I’m thinking there’s a heck of a lot of hurdles to jump here. The most recent being, how do you adjust GDP and/or inflation numbers for Delta variant’s effect in states with lower vaccination rates. You also still have entire nations with low vaccine rates or using poor quality vaccines, which has to effect world demand to a degree. I’m guessing these other nations’ lower demand has very little impact on USA domestic numbers or prices. Iran appears to have screwed up any short-term respite on oil prices by their toddler-ish militia actions against American troops. That’s too bad, because it would have benefited American consumers and I would think the Iranian economy.
How long does Biden wait to end sanctions on Iran, to signal attacking American troops is not something we will tolerate?? I think, at minimum, months, and probably a year plus, or Iran will keep having their militias commit these actions on American troops.
“I’m guessing these other nations’ lower demand has very little impact on USA domestic numbers or prices.”
Maybe Menzie has a good estimate of this but I would suggest weak aggregate demand in Europe has a significant negative impact on US exports.
A very interesting news story about labor shortages in UK.
Turns out that the rest of the world have labor shortage problems similar to those in US. But the rest of the world doesn’t have unemployment checks fluctuating dependent on political wills and short term bills. Nobody there ever got an extra stimulus unemployment bonus on top of regular payments. So it cannot be that people got lazy and stay at home because there was this extra generous federal pay on top of regular unemployment. The right wing narrative banging its head against the wall of reality again-again.
A big issue seems to be location mismatch. If a location has gotten the virus under control via things like vaccinations and social distancing, that location has a better chance of having people going back to work. A point missed by right wingers such as Bruce “no relationship to Robert” Hall who from the beginning advocates opening up and ignoring the scientists. As this story notes – this approach has backfired.

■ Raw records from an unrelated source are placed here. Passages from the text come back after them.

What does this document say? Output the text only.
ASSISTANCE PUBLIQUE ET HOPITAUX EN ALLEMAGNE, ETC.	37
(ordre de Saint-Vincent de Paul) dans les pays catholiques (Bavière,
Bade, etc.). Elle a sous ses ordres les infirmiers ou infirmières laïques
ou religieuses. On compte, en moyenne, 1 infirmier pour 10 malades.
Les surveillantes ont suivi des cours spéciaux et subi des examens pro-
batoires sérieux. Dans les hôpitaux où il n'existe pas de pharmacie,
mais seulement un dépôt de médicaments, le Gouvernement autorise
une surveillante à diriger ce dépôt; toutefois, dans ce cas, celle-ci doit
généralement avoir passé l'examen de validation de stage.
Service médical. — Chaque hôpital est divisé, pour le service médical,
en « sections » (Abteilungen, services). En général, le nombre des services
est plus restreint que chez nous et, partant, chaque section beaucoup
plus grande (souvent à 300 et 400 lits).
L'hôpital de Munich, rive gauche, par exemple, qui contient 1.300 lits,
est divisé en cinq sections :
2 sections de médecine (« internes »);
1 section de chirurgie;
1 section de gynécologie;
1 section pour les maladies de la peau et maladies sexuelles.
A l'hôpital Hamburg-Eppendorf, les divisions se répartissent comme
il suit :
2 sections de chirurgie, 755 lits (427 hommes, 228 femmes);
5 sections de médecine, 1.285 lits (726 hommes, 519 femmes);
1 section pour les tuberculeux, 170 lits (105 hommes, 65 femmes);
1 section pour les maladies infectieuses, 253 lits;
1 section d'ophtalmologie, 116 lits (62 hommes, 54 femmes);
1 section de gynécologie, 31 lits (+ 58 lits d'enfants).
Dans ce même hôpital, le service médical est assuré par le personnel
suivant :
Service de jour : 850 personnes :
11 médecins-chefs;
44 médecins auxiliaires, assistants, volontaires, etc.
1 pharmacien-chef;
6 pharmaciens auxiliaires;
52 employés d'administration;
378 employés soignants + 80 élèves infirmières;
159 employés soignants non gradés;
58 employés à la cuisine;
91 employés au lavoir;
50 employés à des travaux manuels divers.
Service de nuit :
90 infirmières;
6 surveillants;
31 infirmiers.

A couple of comments. First, most garden variety business cycles reflect changes in aggregate demand, either too much or too little. As a practical matter the usual set of macro tools (i.e., fiscal and monetary polices) are designed to manage the demand side of the economy. The Phillips curves are taken as fixed. I don’t think textbook macro is especially well equipped to handle the oddball case when we see exogenous shocks to both the demand and supply sides of the economy. Ultimately this gets to the different ways time series econometrics and conventional economics understand the term “equilibrium.” There’s a subtle but important difference between those two understandings.
Secondly, I think economists tended to focus too much on final demand (i.e., GDP) at the expense of bottlenecks across intermediate inputs. A little less attention to the BEA final demand GDP tables and a little more attention to the BEA I/O tables and Domar weights might have been a better way to manage gross output (i.e., final demand plus intermediate input demand).